Центурионы пинками подняли нас на ноги. Большинство сдержанно улыбалось, только один-два, подобно офицеру, были мрачнее грозовых туч. Мы поднялись на второй этаж и поспешили по коридору в сопровождении лязгающего железа.
Двери попадались часто, офицер время от времени дергал за ручки, чертыхался, свирепо гнал нас дальше.
Мы дошли до конца коридора, никого не встретив. Последняя дверь оказалась распахнутой настежь, за ней просматривался просторный машинный зал. Каждая из стен – огромная ЭВМ с экранами, сигнальными лампочками. На экранах пляшут цветные кривые, на двух из них в бешеном темпе сменяется математическая символика, на одном медленно проплывают видовые картинки. Меня осыпало морозом: чужая планета! Настоящая передача с места.
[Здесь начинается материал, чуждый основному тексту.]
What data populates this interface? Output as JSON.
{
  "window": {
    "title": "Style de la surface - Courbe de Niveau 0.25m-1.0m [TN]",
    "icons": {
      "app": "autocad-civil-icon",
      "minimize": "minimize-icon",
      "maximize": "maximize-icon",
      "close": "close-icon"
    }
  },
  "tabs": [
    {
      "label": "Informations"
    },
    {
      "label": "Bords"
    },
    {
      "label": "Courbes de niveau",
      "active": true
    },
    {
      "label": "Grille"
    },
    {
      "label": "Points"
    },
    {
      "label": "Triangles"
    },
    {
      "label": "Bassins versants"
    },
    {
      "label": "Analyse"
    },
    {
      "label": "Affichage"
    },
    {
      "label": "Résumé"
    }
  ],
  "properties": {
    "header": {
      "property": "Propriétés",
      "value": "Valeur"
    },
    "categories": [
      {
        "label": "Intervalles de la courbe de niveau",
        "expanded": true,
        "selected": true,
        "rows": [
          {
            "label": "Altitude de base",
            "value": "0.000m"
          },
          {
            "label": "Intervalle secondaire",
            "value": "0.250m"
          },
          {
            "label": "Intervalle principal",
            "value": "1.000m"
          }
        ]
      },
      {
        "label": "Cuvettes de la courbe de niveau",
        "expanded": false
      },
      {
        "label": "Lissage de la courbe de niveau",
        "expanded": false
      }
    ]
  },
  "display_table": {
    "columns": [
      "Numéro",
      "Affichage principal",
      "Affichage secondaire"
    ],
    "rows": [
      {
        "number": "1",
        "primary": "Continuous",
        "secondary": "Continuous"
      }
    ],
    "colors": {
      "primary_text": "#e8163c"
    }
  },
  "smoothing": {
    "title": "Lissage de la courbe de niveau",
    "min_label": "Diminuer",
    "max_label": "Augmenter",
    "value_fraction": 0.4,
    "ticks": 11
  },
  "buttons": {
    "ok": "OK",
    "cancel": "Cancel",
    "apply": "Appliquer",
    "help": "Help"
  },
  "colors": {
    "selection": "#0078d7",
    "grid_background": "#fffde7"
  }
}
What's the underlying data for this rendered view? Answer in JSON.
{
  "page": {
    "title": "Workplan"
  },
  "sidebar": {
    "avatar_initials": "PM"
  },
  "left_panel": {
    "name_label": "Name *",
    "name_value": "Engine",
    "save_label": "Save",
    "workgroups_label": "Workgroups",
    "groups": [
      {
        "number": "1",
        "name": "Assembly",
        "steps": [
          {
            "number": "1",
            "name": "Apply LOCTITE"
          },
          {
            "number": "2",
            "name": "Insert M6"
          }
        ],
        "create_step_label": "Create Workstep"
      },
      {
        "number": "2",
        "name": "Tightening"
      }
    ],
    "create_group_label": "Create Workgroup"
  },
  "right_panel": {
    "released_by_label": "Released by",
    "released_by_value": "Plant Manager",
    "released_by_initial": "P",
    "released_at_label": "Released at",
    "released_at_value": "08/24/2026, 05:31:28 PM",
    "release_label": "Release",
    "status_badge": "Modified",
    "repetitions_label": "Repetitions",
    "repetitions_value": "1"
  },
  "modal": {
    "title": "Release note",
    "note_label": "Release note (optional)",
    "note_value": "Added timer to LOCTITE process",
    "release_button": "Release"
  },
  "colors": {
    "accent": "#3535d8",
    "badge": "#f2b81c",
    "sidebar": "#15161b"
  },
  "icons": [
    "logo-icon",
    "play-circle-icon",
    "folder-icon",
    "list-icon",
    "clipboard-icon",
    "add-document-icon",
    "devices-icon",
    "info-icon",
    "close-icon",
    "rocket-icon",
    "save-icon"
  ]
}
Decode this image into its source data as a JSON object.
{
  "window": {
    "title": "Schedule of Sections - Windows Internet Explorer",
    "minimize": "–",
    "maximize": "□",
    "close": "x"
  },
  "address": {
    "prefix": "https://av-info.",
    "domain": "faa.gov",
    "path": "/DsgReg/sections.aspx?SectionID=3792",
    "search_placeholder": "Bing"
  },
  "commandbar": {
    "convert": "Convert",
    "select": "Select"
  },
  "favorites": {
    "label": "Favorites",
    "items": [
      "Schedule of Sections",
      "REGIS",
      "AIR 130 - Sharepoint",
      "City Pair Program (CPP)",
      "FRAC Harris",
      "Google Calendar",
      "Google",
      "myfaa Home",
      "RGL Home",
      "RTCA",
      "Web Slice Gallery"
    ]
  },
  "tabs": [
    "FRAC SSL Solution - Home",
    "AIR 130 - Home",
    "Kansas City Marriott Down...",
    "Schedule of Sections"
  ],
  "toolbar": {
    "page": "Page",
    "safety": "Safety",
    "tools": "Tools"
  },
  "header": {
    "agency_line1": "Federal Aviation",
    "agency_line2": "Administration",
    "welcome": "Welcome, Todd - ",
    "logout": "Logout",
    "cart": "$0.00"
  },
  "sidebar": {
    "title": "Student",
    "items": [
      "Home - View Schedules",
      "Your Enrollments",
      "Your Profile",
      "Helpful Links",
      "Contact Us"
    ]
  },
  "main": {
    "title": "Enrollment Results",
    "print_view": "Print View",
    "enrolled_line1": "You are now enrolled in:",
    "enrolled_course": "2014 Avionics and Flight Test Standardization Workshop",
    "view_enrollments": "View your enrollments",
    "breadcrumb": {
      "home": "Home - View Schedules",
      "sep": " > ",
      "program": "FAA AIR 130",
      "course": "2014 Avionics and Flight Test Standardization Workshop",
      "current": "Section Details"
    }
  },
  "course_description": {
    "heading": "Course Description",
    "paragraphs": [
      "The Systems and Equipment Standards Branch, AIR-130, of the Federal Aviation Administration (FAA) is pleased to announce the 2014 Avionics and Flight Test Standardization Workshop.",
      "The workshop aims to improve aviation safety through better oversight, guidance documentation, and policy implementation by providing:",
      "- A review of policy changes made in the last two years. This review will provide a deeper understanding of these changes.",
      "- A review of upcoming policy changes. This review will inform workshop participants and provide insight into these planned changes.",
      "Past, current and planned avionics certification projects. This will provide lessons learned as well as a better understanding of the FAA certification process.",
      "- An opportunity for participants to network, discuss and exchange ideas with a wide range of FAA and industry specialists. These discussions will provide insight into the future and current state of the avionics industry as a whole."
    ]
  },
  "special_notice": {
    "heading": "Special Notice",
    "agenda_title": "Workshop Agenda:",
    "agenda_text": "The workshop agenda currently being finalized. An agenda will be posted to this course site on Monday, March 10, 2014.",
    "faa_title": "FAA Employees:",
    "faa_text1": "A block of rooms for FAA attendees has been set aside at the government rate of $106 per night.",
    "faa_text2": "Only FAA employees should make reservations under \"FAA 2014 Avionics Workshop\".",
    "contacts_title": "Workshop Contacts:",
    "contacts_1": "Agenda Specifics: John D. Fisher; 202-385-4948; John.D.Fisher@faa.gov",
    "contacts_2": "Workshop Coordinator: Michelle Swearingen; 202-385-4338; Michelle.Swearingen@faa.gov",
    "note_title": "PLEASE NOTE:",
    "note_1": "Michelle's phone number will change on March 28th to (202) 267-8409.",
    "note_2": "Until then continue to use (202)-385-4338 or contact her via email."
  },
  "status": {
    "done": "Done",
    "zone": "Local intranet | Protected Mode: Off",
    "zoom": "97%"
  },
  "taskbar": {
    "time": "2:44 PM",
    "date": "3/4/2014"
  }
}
В центре зала подковообразный пульт управления, за которым помещалось, судя по сиденьям, пятеро. Сейчас там находились трое мужчин. Мне в глаза сразу бросились ошейники. Два медных, один серебряный.
Офицер, громко топая, подошел к пульту, опустил тяжелую ладонь на плечо человеку с серебряным ошейником:
– Эй, головастики! Нам нужна лаборатория параллельных миров. У нас есть такая хреновина?
Человек вздрогнул от прикосновения, пугливо обернулся. Лицо его было измученным, а в глазах застыла обреченность.
– Храбрый центурион, – ответил он подавленным голосом, – ты уже в лаборатории. Нам сообщили. Только не называй ее так, иначе гнев всемогущего Юпитера поразит тебя, хотя ты великий герой, судя по голосу и осанке.
Я уловил скрытую издевку, офицер же приосанился.
– Как же она зовется? – спросил он громко.
– Пока никак, наша лаборатория еще комплектуется. Но все подвластно Юпитеру, это аксиома. Потому возможные миры на всякий случай называй тоже юпитеровыми. Так сказать, во избежание.
– Возможные? – вмешался я, выступая вперед. – Вы еще не достигли их?
Человек с серебряным ошейником смерил меня взглядом. В его глазах появилось сочувствие. Голос несколько потеплел, хотя насмешки не поубавилось.
– Разве в Киеве достигли? Ведь ты, судя по грубой речи, родом из Киевской державы? Гиперборей?
Я, наверное, сильно изменился в лице, если Тверд участливо подхватил меня под локоть. Все трое ученых-рабов теперь с интересом рассматривали меня.
– Мы достигли, – ответил я упавшим голосом. – Я прибыл из параллельного мира, или как вы говорите, из возможного. Только это оказалась не лучшая возможность.
Человек в серебряном ошейнике вскочил. Его глаза изучали мое лицо, быстро пробежали по комбинезону, кроссовкам, затем наши взгляды встретились.